Bulletin of the Atomic Scientists to underscore 'Most Perilous Period Since Hiroshima and Nagasaki'.

Maybe - in view of the following and with Blair wanting to build a new generation of Trident missiles, and a new generation of nuclear power stations (the Environment Agency has just published its criteria for evaluating the 'environmental impact' of new build nuclear so it can be sped up) - it's time to join CND again. What do you think?

The Bulletin of the Atomic Scientists (BAS), a top level group of concerned academics and nuclear scientists founded in 1945 that includes Stephen Hawking, will move the minute hand of the 'Doomsday Clock' on January 17, tomorrow. This is the first such change to the Clock since February 2002, and marks a serious cocnern about world stability.

They are worried about a 'Second Nuclear Age' marked by grave threats, including:
  • nuclear ambitions in Iran and North Korea
  • unsecured nuclear materials in Russia and elsewhere
  • the continuing 'launch-ready' status of 2,000 of the 25,000 nuclear weapons held by the U.S. and Russia
  • escalating terrorism, and
  • new pressure from climate change for expanded civilian nuclear power that could increase proliferation risks.

The BAS news event will take place simultaneously on January 17th at 9:30 a.m. ET at the American Association for the Advancement of Science in Washington, D.C., and at 2:30 p.m./1430 GMT in London at The Royal Society.

News event speakers will include:
  • Stephen Hawking, professor of mathematics at the University of Cambridge, and a fellow of The Royal Society;
  • Kennette Benedict, executive director, Bulletin of the Atomic Scientists;
  • Sir Martin Rees, president of The Royal Society, and professor of cosmology and astrophysics and master of Trinity College at the University of Cambridge;
  • Lawrence M. Krauss, professor of physics and astronomy at Case Western Reserve University; and
  • Ambassador Thomas Pickering, a BAS director and co-chair of the International Crisis Group.
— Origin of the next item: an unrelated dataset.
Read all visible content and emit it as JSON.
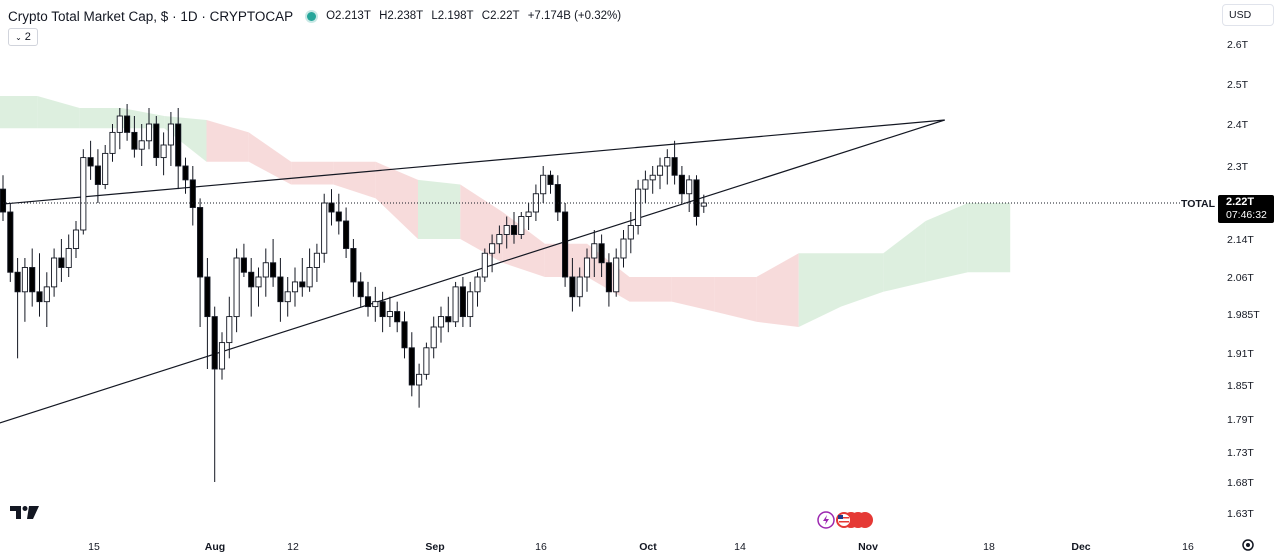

A live, two-way satellite feed (with full Q&A) will connect the Washington, D.C., and London news events.

What is the clock?

In 1947 the Bulletin introduced its clock to convey the perils posed by nuclear weapons through a simple design. The Doomsday Clock evoked both the imagery of apocalypse (midnight) and the contemporary idiom of nuclear explosion (countdown to zero).

In 1949 Bulletin leaders realised that movement of the minute hand would signal the organization’s assessment of world events.

The decision to move the minute hand is made by the Bulletin's Board of Directors in consultation with its Board of Sponsors, which includes 18 Nobel Laureates.

The Bulletin's Doomsday Clock has become a universally recognized indicator of the world’s vulnerability to nuclear weapons and other threats. Additional information is available at www.thebulletin.org.